Salvation, righteousness, faith, truth, the Gospel of peace, and the Spirit.

These are what I'm called to carry when I seek truth.

I remind myself that if I don't approach tough questions with humility, properly outfitted in the armor of God, I risk bringing injury to myself or others. I risk not being equipped to block the arrows of deception, of pride, of anger.

But when I do approach with humility, sometimes I can see God holding His breath, thinking, "Yes, dearest, that one... ask that one! I can't wait to answer you."

Life always comes from the asking when we ask & listen to His words.

His Word has always, always brought life.

That's why I ask questions. 

9.04.2012

Goodbye, Summer. Hello, Conviction.

Well it's still blazing hot but my heart still does the same dance every autumn. Maybe it's being in campus ministry that resets my spiritual clock to begin new things every fall rather than January.

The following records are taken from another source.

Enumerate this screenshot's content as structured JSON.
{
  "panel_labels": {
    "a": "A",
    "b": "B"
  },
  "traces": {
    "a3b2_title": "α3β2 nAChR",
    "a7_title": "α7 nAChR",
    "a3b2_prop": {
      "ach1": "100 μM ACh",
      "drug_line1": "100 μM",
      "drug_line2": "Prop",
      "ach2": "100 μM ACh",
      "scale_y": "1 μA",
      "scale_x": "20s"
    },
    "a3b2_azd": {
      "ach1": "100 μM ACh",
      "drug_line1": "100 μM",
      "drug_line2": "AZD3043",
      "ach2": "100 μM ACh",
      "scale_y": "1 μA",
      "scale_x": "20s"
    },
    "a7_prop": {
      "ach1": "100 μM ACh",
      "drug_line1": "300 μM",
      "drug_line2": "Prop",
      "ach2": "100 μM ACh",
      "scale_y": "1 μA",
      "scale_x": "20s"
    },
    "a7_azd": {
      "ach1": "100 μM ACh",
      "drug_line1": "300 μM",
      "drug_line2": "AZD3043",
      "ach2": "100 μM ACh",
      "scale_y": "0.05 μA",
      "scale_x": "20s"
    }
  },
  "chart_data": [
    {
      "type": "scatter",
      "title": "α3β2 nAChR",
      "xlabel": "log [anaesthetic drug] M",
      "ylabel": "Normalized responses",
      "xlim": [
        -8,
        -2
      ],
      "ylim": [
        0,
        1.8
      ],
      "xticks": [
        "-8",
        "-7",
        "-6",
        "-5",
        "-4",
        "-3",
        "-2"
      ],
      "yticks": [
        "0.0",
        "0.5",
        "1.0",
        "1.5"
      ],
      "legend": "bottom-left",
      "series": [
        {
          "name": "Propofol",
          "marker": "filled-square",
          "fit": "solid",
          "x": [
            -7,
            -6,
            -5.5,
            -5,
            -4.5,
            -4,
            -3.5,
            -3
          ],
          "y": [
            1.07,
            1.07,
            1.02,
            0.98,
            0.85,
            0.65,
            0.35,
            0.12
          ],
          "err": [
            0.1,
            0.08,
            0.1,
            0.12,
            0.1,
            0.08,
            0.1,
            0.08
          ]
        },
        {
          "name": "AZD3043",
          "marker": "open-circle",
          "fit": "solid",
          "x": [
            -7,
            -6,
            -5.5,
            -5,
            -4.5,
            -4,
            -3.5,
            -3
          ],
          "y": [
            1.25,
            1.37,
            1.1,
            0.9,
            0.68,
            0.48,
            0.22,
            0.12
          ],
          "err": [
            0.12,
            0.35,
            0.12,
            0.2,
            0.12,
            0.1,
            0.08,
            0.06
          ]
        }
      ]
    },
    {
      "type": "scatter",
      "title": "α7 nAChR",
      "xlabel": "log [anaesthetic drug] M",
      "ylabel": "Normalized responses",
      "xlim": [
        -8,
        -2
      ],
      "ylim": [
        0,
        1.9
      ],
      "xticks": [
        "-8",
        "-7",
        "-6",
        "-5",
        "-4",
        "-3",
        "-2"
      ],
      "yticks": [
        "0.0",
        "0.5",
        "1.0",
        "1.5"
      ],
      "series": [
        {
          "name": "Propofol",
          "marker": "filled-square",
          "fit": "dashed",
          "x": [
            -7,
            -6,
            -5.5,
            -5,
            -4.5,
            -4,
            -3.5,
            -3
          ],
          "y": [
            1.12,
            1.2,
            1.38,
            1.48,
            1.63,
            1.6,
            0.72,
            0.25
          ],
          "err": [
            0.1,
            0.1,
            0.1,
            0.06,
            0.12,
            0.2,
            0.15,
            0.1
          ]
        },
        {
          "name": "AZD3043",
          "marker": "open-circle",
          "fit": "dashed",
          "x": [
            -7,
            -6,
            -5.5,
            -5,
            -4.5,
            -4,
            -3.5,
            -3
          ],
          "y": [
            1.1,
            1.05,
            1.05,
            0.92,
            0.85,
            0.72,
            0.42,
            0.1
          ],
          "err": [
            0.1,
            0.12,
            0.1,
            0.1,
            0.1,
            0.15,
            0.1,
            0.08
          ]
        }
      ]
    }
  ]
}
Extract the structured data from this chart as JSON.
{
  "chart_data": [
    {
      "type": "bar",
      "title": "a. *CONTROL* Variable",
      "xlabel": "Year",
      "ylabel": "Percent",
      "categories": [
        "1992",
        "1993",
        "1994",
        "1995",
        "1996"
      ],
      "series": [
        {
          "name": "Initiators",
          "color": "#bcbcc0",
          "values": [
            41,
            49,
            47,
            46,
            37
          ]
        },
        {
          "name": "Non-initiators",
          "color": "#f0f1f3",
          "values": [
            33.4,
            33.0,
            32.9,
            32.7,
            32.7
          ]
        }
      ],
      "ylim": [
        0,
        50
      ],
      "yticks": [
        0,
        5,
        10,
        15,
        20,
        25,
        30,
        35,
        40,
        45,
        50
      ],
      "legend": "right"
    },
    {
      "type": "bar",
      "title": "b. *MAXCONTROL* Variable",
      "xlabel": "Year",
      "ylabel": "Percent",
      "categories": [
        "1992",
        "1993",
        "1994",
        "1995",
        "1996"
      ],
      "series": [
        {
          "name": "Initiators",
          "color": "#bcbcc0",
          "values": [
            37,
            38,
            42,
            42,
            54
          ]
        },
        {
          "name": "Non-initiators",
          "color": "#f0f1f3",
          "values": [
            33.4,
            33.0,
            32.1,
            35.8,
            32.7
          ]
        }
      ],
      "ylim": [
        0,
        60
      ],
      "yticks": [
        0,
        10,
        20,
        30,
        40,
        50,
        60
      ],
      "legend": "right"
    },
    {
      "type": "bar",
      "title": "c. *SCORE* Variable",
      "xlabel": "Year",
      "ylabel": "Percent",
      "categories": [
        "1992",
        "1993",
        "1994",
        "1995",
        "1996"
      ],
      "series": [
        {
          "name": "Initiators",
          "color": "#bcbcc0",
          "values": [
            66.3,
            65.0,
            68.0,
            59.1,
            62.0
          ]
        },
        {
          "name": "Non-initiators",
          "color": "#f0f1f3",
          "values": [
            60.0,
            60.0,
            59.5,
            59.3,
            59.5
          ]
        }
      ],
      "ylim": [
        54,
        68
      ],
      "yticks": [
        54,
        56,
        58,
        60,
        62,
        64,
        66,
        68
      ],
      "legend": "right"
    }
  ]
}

I just finished reading Crazy Love. Books have always helped me on my spiritual journey because I respond to the written word and I enjoy being able to go back over thoughts, opinions, and arguments and process them slowly.

In a nutshell, it definitely poked a few sore areas in my heart. To name a few: comfort, materialism, selfishness, apathy, laziness, etc.

This morning I told my husband that I want to know what I'm doing will result in Jesus saying, "Well done, good and faithful servant," at the end of this life. After further reflection, I can only say that's true some of the time. Most of the time I want to know what I'm doing will result in the people around me patting me on the back and praising my work.

And I wonder why it's hard for me to make changes. I'm not enough of a reason for me to change. I would like to think so, based on how much I enjoy attention, but I'm just not.

Jesus is a reason. He's a reason for me to change.

With all these thoughts percolating, I also asked God to either confirm (or refine) my calling. More and more, lately, I have this resolve that doing anything besides what God would have me do is a waste of time. I reach out to the women on a specific college campus, primarily through discipleship; and I love it. But I want it to be worth something besides my own satisfaction.

Then I read an article a friend posted on facebook. (Don't worry, I'm working on pulling this all together.) There's a lot out there about the American Christian church's need to change. About how we're selfish, bigots, homophobic, ignorant, materialistic, narrow-minded, political lemmings, etc.

And I'm not saying I haven't seen that before, but my experience has been different in my local body of believers. We're not perfect and I've been hurt by my church, but we are made up of people, after all. So these thoughts percolated some more and I realized that the difference, in my extremely humble and (hopefully) able to hear, "You're wrong," opinion, is discipleship.

True discipleship surpasses the shallow in someone's life and gets into the deep & often dirty. The parts that are uncomfortable, hard, require time and sometimes finances. People need. Discipleship opens up those needs instead of pretending as if they don't exist. Discipleship requires that those needs be answered, somehow. By listening, by pointing to Jesus, even by sorting out the healthy needs from the unhealthy ones.

The other thing about discipleship is that it's extremely difficult to do it well without realizing your own weaknesses and needs. You can't sit across from someone and hold their hand through brokenness without some of your own rising to the surface.

I think the Holy Spirit is stirring a lot of change in me, many areas that need to be chipped away. Areas of my mind that need to look a little more like Christ and a little less like myself. But today it seems the Spirit did confirm my calling. By the grace of God to try and help people look more like Christ. To do this with humility, because to be honest there's no one on this earth who knew Jesus in person, and even those who did walk with Him seemed to often misunderstand what He was about.

So, written prayers have always been a little awkward to me, but I feel like it's the only way to really end this one:

Give me the humility to desire You more than myself. The grace to see You in others instead of always needing to be right. And the love that transforms me and overflows to others. Start the change with me, Jesus.